Yes, if your contract states that all changes must be approved in writing before work begins. However, if work was performed in good faith based on your verbal authorization or implied consent, a contractor can argue you benefited from that work and owe payment. This is why the written process matters. It protects both of you.
What is a reasonable number of change orders on a renovation project?
Small projects (kitchen or bathroom) typically have 2-5 change orders. Large whole-house renovations often have 8-15. If you are seeing 20+ change orders, your original scope was incomplete or your contractor is padding the project. Either way, stop and reassess.
Should I set aside contingency money specifically for change orders?
Yes. Contingency is a reserve fund for unforeseen costs. Typically 5-10 percent of your total budget. When a legitimate change order arrives (driven by site conditions, not your decisions), it should come from contingency. Track how much you are using so you know when it is depleted.
Can a contractor legally perform work without a signed change order?
No, not if your contract prohibits it. However, if they do and you accept the work, you have tacitly approved it and likely owe payment. This is a reason to have the written process in place upfront and to enforce it consistently. Tell your contractor once: no work without a signed change order.
What should I do if a change order is submitted for work I thought was already included?

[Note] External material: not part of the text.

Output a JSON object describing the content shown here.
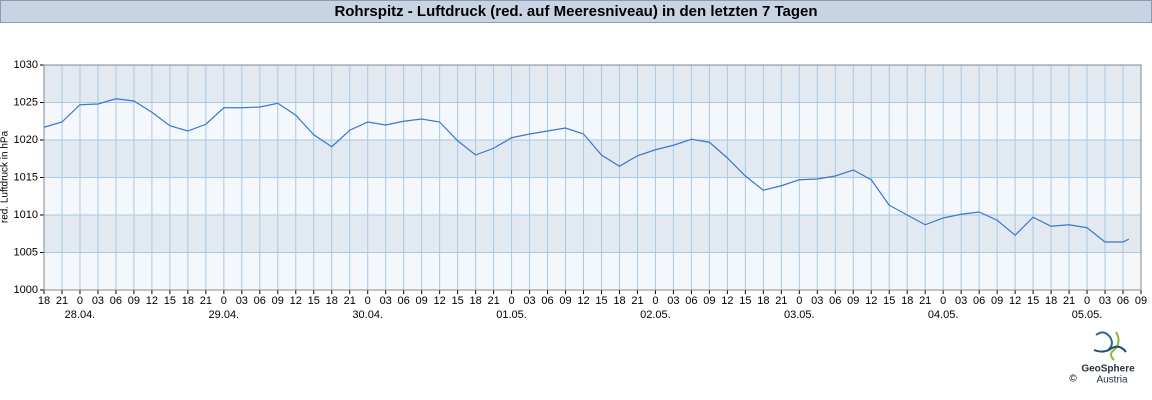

Go back to your original bid and drawings. Compare them directly to the change order description. If the work was listed in the bid, the contractor owes it at the original price. If it was genuinely missing from the original scope, you owe the change order price. If it is ambiguous, ask your architect to clarify. Do not guess.
How do I dispute a change order if I think the price is unfair?
Ask the contractor to justify the price with a detailed breakdown. Compare it to the per-unit cost in your original bid. If you still believe it is inflated, get a second opinion from another contractor or supplier. If you cannot reach agreement, you can follow a formal dispute process, but it is easier to prevent inflated change orders upfront by establishing clear pricing expectations in your original contract.